Discussion in 'ML-Agents' started by dracolytch, Jan 9, 2020.

  1. dracolytch

    dracolytch

    Joined:
    Jan 1, 2016
    Posts:
    19
    Hey folks,

    Getting into training with multiple simultaneous environments... Right now I have 8 environments going, and it's giving me a 2x speedup. CPU is at 15%, Memory at 40%, disk/network/gpu are all negligible. Any thoughts as to what's causing the bottleneck here? Also, below is a screenshot of the reward: Orange is 1 instance, blue is 8 instances. The problem is the same. Any clues as to why it's gone all... saw-tooth-y?

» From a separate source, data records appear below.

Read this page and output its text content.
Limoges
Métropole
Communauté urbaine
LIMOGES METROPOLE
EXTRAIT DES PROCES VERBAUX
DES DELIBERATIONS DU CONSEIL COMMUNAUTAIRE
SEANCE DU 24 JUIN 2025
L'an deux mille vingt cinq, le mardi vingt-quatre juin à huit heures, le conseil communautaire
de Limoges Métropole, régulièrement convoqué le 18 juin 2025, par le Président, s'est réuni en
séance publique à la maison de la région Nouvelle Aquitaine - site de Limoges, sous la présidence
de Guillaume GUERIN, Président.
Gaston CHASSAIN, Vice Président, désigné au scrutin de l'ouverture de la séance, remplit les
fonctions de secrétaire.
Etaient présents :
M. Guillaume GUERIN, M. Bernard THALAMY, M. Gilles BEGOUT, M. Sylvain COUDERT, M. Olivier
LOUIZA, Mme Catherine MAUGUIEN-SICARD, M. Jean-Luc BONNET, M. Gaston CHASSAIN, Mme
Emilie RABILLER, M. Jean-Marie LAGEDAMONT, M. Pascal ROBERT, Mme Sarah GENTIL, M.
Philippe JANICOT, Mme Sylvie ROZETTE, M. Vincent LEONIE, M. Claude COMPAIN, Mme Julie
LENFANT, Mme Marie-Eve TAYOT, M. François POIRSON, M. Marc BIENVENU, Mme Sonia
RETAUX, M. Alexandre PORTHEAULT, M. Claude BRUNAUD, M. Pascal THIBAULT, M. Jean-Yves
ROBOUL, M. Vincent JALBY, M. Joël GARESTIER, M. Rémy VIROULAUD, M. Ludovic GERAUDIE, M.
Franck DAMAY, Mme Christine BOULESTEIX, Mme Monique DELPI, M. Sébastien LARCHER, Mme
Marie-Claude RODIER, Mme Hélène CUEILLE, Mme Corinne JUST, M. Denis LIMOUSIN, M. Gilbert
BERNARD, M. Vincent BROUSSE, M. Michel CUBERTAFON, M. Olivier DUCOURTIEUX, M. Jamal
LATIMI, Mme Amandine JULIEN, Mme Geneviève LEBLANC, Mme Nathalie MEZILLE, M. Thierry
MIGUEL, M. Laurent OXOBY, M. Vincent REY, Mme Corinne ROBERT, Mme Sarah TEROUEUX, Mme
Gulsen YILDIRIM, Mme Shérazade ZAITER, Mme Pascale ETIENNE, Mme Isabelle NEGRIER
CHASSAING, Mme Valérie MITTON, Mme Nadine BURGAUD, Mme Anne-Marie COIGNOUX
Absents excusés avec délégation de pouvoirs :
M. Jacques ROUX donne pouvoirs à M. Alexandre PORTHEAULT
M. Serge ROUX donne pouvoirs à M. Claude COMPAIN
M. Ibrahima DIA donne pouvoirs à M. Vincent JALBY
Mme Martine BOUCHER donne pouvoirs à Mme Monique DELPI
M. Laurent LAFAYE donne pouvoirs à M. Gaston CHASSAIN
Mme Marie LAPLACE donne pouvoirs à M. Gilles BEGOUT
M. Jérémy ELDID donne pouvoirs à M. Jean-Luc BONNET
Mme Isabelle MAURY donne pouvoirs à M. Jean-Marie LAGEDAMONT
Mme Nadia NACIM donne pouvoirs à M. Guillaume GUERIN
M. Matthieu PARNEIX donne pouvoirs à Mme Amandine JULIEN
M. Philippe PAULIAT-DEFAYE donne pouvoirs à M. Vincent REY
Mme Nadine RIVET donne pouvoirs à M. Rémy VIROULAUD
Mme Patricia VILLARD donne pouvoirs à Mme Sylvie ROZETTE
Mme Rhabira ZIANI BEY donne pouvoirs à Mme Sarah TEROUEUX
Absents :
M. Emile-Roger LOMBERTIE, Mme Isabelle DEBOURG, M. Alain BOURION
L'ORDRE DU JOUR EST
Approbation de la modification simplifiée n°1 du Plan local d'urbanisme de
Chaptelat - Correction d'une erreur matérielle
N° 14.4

    upload_2020-1-8_20-30-8.png
     
    CloudyVR and KarloE like this.
  2. SmartMediaNL

    SmartMediaNL

    Joined:
    Sep 29, 2016
    Posts:
    77
    i like to know as well. at my system it seems only two cores (of total 8 cores /16 threads) are working hard. Increasing enviroments does not help (much) going from 8 to 16 only eats up more Ram nothing more. CPU keeps bouncing around 25 to 33% SSD is idle. I tried to increase buffer sizes in config file but nothing seems to help. I noticed 2 instances of Python running wish would explain the 2 core load. no idea on how to increase that to eight.
     
    CloudyVR likes this.
  3. C0dingschmuser

    C0dingschmuser

    Joined:
    Mar 23, 2021
    Posts:
    3
    Thats because Pytorch is only configured to use 4 Threads at once. You can change that in venv\Lib\site-packages\mlagents\torch_utils\cpu_utils.py at "get_num_threads_to_use()"

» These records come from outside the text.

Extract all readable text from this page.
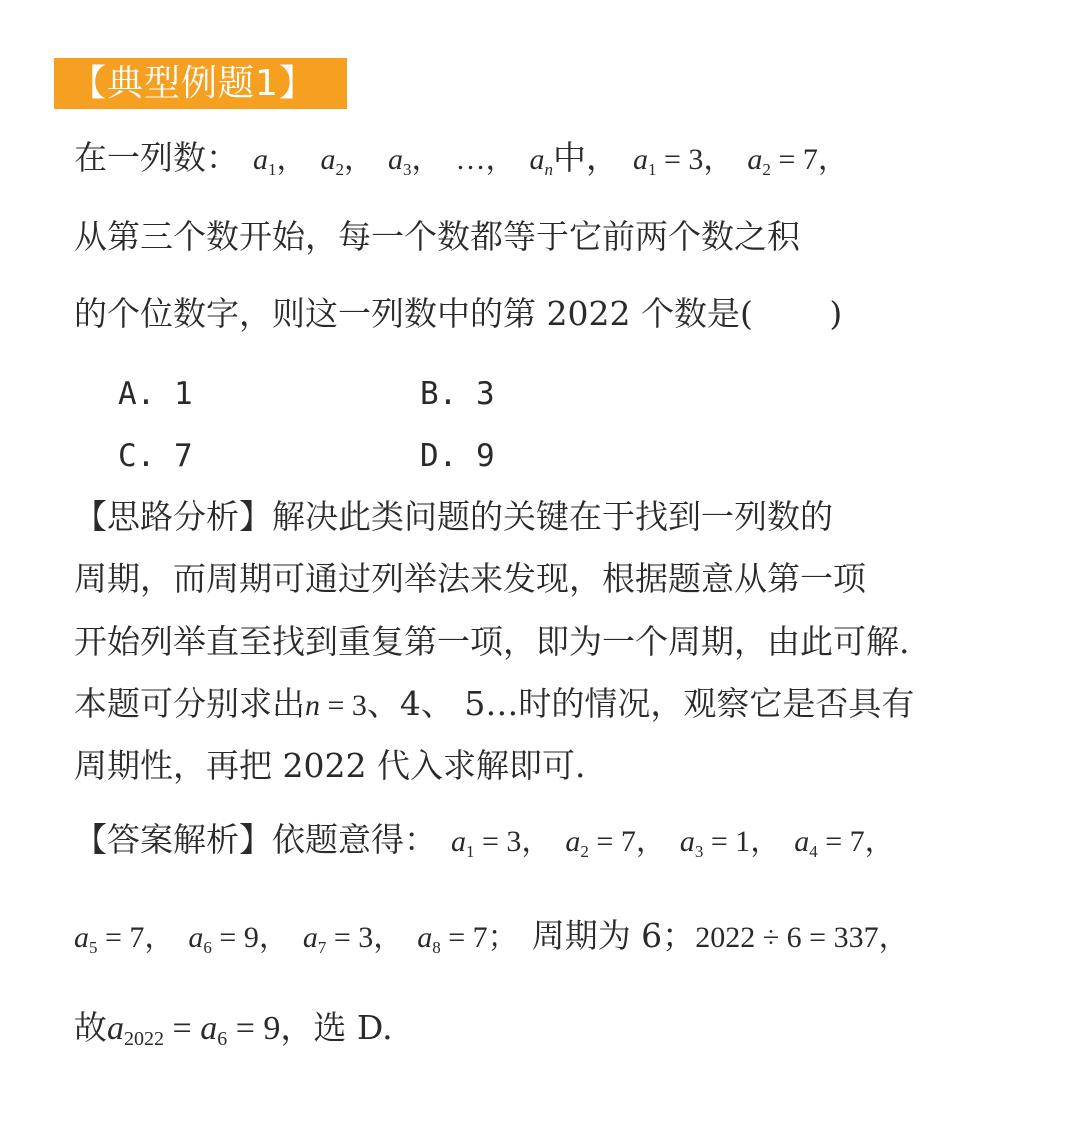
【典型例题1】
在一列数： $a_1$， $a_2$， $a_3$， …， $a_n$中， $a_1 = 3$， $a_2 = 7$，
从第三个数开始，每一个数都等于它前两个数之积
的个位数字，则这一列数中的第 2022 个数是(　　 )
A. 1	B. 3
C. 7	D. 9
【思路分析】解决此类问题的关键在于找到一列数的
周期，而周期可通过列举法来发现，根据题意从第一项
开始列举直至找到重复第一项，即为一个周期，由此可解.
本题可分别求出n = 3、4、 5…时的情况，观察它是否具有
周期性，再把 2022 代入求解即可.
【答案解析】依题意得： $a_1 = 3$， $a_2 = 7$， $a_3 = 1$， $a_4 = 7$，
$a_5 = 7$， $a_6 = 9$， $a_7 = 3$， $a_8 = 7$； 周期为 6；2022 ÷ 6 = 337，
故$a_{2022} = a_6 = 9$，选 D.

    In the "return max(min(num_cpus // 2, 4), 1) if num_cpus is not None else None"-Line change 4 to the Number of Threads you want
     
  4. ervteng_unity

    ervteng_unity

    Unity Technologies

    Joined:
    Dec 6, 2018
    Posts:
    150
    A note about PyTorch and CPU threads - for the small networks we're using in ML-Agents, increasing the number of threads that PyTorch uses will increase your CPU usage but it won't actually make it much faster o_O. This is because parallelizing small ops is less beneficial than with large ops (e.g. in the case of CNNs).

    As for the sawtooth problem - you're likely going to have to increase your summary frequency - it looks like many more short episodes are completing in between each summary write b/c of the increase in environments.